Quick setup: I want to pass strings around in my program as a pointer and a size. I have a String class and a user-defined literal for constructing literal Strings:
struct String { const char *ptr; size_t sz; };
inline constexpr String operator "" _string(const char *s, size_t sz) {
return {s, sz};
}
int main() {
auto s = "hello"_string;
s.ptr[0]; //<-- is this access guaranteed to work?
}
Does the standard specify that the argument passed to my user-defined literal operator has static duration? i.e. is the above code actually equivalent to writing:
int main() {
String s{"hello", 5};
}
or is the compiler/linker allowed to leave me with a dangling pointer when I use the user-defined literal?

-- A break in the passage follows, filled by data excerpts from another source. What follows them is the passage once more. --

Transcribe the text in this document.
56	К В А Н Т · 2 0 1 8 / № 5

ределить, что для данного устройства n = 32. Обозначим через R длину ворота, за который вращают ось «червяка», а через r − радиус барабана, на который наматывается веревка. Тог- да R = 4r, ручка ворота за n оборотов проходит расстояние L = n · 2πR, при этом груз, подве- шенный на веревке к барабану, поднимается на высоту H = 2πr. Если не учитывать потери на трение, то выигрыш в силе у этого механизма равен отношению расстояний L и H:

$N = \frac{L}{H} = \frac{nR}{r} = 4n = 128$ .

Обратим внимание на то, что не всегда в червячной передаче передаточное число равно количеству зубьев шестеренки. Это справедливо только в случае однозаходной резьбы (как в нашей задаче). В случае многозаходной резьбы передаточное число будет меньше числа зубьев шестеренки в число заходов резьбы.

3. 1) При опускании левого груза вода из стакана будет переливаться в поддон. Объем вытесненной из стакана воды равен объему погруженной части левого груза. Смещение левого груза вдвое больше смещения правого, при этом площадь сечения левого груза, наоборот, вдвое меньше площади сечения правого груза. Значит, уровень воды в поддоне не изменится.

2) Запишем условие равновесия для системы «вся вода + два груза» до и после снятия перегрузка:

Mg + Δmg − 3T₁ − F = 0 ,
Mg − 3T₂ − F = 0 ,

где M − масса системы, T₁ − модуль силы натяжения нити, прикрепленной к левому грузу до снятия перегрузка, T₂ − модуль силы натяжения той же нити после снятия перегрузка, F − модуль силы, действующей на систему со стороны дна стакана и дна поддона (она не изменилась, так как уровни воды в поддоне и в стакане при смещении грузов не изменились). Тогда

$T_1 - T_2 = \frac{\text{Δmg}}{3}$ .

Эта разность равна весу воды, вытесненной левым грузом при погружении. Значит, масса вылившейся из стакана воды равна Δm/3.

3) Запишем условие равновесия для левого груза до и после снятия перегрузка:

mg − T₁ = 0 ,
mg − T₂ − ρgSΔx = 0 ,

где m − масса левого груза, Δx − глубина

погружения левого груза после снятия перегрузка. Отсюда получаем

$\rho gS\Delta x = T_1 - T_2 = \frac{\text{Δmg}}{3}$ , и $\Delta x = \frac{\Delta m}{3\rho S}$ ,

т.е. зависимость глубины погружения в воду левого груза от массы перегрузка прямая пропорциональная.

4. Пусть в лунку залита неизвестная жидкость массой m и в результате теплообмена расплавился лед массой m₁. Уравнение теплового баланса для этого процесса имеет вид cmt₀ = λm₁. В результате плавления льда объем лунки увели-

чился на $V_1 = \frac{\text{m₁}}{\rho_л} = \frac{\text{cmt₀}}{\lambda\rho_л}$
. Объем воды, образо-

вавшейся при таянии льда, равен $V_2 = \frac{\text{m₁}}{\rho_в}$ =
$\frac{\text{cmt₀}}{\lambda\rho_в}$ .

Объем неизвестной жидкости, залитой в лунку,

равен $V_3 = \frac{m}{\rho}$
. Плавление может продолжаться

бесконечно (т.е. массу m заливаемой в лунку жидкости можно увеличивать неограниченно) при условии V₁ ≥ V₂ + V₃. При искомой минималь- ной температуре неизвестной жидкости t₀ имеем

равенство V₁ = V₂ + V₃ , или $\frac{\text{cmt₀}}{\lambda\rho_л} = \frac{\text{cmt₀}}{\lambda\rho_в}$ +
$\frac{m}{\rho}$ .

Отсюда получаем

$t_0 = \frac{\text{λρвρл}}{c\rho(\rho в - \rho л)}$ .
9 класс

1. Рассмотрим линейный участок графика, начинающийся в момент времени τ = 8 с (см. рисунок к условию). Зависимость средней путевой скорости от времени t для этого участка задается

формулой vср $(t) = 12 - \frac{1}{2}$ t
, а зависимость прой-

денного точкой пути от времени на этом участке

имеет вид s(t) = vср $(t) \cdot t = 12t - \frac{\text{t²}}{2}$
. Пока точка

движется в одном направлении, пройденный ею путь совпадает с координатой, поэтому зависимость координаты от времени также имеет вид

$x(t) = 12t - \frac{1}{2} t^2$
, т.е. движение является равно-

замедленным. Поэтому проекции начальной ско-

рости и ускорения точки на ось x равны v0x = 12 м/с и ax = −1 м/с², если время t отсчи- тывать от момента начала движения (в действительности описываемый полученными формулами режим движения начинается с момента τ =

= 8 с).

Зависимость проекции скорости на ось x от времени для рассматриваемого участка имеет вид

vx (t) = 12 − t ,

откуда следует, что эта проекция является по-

(Section 2.13.8 of N4527 did not seem to say anything on the subject of storage class of the argument to the user-defined string literal operators. Any pointers into the appropriate section(s) of the standard would be appreciated.)
From [lex.ext]:
If L is a user-defined-string-literal, let str be the literal without its ud-suffix and let len be the number of code units in str (i.e., its length excluding the terminating null character). The literal
L
is treated as a call of the form:operator "" X (str , len )
From [lex.string]:
Evaluating a string-literal results in a string literal object with static storage duration, initialized from the given characters as specified above.
So:
"hello"_string;
is equivalent to:
operator "" _string("hello", 5)
As "hello"
is a string-literal, it has static storage duration, so you will have no dangling pointer.